Stress : quelle incidence de la mise à l’herbe ?

« L’augmentation des concentrations cellulaires est le plus souvent liée à une infection mais on constate que certains stress peuvent aussi influer, notamment au moment de la mise à l’herbe, a détaillé Alain Pommaret de la ferme expérimentale du Pradel (07). Lors d’essais, nous avons observé un doublement des concentrations cellulaires dès le lendemain de la mise à l’herbe. Ces concentrations diminuent ensuite progressivement pour retrouver leur niveau initial au bout d’une vingtaine de jours. » Les analyses bactériologiques confirment que cette augmentation n’est pas imputable à une infection mais bien au stress constitué par la mise à l’herbe. « D’où l’importance du statut initial de l’animal avant celle-ci », a indiqué Alain Pommaret.

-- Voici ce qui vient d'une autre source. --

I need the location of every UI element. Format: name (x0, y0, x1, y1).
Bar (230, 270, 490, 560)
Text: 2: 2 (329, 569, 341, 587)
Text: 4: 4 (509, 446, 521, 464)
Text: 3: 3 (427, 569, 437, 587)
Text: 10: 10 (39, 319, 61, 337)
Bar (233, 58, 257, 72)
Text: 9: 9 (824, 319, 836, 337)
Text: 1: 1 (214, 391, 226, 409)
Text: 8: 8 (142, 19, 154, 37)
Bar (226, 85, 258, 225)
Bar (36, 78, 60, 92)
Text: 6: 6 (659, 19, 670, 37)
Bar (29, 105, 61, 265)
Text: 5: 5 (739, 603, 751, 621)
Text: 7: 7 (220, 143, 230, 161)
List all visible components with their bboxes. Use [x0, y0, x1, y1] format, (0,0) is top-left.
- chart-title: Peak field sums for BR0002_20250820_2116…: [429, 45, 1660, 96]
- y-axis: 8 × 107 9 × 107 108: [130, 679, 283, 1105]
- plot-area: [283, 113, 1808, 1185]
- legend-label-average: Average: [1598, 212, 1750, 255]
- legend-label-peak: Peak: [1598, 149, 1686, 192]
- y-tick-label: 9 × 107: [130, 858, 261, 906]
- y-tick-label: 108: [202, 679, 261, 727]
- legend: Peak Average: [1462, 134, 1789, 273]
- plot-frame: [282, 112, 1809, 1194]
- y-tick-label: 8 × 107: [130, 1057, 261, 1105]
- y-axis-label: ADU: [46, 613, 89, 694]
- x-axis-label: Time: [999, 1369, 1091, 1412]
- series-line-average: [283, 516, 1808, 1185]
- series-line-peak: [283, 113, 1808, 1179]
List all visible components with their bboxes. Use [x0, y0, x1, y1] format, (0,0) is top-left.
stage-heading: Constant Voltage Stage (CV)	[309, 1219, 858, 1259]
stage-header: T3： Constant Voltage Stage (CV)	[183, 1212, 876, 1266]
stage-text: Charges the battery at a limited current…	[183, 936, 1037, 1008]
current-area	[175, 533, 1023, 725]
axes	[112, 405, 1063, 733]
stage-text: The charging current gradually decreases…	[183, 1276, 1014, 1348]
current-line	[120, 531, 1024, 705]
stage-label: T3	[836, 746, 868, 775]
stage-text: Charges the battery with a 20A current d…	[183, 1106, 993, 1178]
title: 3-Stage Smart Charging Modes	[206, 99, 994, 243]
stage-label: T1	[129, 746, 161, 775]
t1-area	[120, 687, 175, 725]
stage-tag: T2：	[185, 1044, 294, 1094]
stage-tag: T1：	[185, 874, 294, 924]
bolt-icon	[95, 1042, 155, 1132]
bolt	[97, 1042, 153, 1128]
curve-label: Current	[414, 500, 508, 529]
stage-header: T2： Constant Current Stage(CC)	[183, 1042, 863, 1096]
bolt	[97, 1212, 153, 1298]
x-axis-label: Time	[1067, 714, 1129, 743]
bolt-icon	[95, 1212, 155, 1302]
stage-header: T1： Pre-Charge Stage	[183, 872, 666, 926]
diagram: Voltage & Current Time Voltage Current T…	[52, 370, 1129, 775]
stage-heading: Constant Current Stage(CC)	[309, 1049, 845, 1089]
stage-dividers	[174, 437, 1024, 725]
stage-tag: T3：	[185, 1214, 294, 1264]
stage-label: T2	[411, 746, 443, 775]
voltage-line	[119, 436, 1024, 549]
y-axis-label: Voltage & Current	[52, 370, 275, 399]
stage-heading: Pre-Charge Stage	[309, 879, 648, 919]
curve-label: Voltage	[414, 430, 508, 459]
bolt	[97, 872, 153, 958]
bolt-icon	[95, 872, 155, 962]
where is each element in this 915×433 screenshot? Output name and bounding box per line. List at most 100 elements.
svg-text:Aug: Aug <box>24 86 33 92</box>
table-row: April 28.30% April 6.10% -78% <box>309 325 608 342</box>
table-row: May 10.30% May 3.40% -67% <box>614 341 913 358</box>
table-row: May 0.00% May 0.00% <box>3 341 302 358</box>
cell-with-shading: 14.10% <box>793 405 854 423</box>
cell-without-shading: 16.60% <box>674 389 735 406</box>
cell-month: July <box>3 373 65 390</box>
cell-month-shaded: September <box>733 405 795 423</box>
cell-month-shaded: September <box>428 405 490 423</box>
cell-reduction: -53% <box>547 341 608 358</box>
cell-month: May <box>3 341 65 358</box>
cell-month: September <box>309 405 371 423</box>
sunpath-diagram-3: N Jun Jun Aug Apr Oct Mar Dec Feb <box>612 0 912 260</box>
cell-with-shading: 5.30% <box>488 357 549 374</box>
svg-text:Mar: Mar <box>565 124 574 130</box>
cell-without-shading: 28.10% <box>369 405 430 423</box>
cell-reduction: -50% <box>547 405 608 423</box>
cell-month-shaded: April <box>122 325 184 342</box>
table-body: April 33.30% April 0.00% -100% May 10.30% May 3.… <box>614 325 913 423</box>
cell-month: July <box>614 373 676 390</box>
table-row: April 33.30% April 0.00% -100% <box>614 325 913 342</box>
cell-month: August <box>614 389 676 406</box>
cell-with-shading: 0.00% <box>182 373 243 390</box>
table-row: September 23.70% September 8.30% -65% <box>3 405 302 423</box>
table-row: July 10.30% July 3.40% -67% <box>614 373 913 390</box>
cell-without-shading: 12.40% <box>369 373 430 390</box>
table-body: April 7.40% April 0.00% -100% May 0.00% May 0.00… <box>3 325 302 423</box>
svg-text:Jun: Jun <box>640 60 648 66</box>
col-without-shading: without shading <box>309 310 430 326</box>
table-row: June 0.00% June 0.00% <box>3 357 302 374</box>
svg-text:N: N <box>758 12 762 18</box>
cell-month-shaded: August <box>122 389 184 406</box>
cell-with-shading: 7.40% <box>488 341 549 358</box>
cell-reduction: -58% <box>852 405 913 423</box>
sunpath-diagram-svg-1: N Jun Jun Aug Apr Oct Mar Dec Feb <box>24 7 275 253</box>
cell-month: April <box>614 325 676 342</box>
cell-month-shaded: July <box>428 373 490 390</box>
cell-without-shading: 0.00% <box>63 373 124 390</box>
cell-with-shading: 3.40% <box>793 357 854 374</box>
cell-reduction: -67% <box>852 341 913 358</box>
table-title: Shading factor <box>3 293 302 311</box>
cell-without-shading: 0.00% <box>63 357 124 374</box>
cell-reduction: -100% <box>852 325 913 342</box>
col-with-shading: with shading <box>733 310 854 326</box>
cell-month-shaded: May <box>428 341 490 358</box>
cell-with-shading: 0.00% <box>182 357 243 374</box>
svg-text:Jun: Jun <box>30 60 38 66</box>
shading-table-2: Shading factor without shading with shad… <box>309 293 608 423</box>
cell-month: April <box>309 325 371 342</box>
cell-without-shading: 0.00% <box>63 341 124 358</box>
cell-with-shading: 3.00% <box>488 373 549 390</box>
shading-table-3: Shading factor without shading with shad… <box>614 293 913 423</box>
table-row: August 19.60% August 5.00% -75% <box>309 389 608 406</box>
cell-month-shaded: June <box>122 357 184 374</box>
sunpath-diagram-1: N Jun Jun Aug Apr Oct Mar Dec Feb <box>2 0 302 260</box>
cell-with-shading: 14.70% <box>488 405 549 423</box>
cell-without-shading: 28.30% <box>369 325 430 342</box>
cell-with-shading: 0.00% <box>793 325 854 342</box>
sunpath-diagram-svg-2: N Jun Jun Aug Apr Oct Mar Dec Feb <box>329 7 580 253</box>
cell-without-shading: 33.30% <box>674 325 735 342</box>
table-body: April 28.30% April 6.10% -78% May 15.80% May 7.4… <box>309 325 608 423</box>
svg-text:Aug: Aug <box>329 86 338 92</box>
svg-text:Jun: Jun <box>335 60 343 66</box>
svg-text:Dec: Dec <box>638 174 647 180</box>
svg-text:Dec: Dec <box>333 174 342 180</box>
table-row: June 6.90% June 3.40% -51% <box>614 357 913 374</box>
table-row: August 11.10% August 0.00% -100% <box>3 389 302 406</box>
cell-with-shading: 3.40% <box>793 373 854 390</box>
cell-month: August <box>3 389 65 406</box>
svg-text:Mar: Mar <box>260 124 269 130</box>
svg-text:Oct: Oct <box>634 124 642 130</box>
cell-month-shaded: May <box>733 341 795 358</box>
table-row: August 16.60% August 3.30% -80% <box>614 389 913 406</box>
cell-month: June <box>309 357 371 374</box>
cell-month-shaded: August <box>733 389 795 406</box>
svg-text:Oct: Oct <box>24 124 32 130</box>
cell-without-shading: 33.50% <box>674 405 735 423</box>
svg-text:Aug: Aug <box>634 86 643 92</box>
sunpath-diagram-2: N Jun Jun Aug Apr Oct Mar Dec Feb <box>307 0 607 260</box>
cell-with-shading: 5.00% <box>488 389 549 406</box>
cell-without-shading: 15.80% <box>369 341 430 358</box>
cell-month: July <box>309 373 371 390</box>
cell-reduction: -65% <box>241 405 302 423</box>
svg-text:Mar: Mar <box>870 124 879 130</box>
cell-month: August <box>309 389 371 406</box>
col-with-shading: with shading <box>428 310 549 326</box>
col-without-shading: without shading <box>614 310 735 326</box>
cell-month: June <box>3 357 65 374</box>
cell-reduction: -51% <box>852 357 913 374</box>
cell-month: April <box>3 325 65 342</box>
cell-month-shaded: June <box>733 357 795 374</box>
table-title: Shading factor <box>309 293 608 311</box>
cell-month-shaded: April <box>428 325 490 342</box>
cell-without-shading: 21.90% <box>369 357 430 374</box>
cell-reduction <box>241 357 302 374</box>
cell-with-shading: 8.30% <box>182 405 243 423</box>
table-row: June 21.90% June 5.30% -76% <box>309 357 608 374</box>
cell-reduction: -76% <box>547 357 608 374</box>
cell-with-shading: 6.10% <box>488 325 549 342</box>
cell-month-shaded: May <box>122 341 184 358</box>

Si confort, alimentation et stress peuvent jouer sur la qualité du lait, il n’en reste pas moins que la maitrise des taux cellulaires repose aussi sur une bonne préparation au tarissement. « Tarir contribue à l’assainissement des mamelles infectées et à la récupération de leurs potentiels de production », a souligné Benjamin Deltour. Les organisateurs de cette journée technique à Crest conseillent aux éleveurs de se tourner vers leurs conseillers techniques pour identifier les actions correctives qui permettront de mieux gérer les concentrations cellulaires. En résumé, il n’existe pas de remède miracle mais l’important est de rechercher la cohérence et d’identifier les points d’amélioration possibles à chaque étape : depuis les mises-bas jusqu’au tarissement.

Sophie Sabot

* Criel : centre régional interprofessionnel de l’économie laitière.
** Adice : Ardèche Drôme Isère Conseil élevage 
CONFORT

Les recommandations en matière de logement

Pour les chèvres adultes, prévoir :

- une surface paillée optimum de 1,7 à 2 m² par animal et vérifier lors du couchage que toute l’aire paillée est occupée ;

- un paillage de 0,7 à 1 kg/ jour /chèvre ;

- une longueur d’auge de 33 à 40 cm par animal. Il faut au moins une place à l’auge pour chaque chèvre et idéalement 5 % de cornadis supplémentaires pour éviter la concurrence.

Pour l’abreuvement : prévoir au moins un abreuvoir simple pour 25 chèvres adultes.

En ce qui concerne l’entretien de la litière, prévoir un curage tous les deux mois environ, à ajuster si besoin. Après curage, reconstituer la base de la litière avec 4 à 5 kg de paille par chèvre.